Rich, green leaves are a staple of summer. They’re crisp, bright and a pleasant addition to every landscape. Plus, we love their shady canopy on sunny days.
So if you spot yellowing leaves on your trees, you want them to return to their green glory. An Ontario-based reader recently had a similar goal. She asked us why her river birch leaves were turning yellow and falling off – and how she could fix it.
There are many reasons why you too could see these symptoms. Run down the checklist below to help diagnose your tree.
Test 1: Test for dry soil
If trees aren’t hydrated, the leaves can turn yellow as they try to conserve water.
Test your tree’s moisture by sticking a screwdriver into the soil. If it’s hard to push in, chances are the tree is thirsty and could use a deep watering.
Test 2: Check soil moisture
If the screwdriver test proves there’s moisture deep into the roots, water less.

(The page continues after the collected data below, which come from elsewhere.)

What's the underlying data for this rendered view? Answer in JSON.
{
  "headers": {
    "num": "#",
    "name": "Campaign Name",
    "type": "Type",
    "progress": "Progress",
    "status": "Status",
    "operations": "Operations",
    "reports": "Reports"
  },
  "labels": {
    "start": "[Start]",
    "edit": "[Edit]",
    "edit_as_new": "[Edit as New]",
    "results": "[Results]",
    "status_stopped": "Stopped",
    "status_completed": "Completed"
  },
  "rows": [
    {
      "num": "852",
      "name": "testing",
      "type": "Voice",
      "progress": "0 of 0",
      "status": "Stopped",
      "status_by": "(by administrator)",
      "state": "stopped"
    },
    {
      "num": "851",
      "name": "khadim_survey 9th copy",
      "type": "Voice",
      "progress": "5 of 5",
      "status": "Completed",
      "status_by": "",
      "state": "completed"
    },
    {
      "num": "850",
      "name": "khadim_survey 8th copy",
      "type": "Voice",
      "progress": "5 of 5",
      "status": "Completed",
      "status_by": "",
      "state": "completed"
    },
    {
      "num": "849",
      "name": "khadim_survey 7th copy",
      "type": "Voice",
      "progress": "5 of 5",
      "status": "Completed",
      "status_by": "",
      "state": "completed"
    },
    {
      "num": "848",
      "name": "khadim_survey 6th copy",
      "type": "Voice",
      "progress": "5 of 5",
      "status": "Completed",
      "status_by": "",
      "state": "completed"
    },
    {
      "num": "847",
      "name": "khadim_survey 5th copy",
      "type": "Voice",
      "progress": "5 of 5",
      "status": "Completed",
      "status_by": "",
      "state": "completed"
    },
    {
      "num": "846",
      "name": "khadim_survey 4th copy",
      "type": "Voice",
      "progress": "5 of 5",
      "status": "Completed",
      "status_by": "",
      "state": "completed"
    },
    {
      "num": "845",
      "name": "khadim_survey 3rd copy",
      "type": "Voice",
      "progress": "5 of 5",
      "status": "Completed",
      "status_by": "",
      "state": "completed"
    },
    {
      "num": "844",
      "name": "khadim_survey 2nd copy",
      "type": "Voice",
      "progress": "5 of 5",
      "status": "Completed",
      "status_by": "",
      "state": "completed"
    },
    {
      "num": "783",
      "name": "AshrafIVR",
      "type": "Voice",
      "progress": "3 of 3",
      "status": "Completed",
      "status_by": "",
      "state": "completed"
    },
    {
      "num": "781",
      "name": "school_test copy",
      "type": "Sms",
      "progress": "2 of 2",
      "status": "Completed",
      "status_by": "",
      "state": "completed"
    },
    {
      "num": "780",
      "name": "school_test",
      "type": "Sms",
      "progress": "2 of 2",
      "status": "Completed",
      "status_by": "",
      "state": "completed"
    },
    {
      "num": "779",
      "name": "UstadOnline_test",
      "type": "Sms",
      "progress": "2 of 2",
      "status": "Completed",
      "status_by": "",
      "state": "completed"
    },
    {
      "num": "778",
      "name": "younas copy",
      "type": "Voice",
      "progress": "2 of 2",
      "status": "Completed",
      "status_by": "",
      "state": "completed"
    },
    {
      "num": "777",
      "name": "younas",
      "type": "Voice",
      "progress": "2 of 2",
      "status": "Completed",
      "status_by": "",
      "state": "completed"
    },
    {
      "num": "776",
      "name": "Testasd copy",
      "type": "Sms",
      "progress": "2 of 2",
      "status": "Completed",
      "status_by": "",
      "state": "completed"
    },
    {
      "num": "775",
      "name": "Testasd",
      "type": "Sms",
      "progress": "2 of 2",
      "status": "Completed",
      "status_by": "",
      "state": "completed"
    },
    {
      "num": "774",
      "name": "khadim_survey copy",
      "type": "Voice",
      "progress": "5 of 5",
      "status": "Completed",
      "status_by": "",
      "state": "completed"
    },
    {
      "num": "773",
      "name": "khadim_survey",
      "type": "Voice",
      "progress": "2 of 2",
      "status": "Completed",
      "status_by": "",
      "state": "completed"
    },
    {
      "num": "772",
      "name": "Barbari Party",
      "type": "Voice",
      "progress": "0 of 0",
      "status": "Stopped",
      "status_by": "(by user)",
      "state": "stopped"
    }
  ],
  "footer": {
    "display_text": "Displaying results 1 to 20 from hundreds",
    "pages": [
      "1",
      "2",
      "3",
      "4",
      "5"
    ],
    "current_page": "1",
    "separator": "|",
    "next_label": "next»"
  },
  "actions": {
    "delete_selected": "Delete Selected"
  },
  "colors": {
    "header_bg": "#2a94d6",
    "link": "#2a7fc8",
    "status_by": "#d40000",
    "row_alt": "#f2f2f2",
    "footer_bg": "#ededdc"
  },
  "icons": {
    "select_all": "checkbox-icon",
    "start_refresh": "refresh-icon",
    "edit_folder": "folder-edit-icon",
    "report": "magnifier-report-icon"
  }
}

Your reflex might be to water at the sight of suffering leaves, but overwatering can also lead to yellowing and leaf drop.
Test 3: Inspect and treat
If an infestation is ruled out, the checkup may reveal a deficiency called chlorosis, which strips leaves of the chlorophyll needed to keep them green.
Begin by performing a soil test and adding any necessary soil amendments. Fertilizer also replenishes lacking nutrients, which in turn helps your tree. Remember, these actions need to happen on a regular basis to have a lasting impact.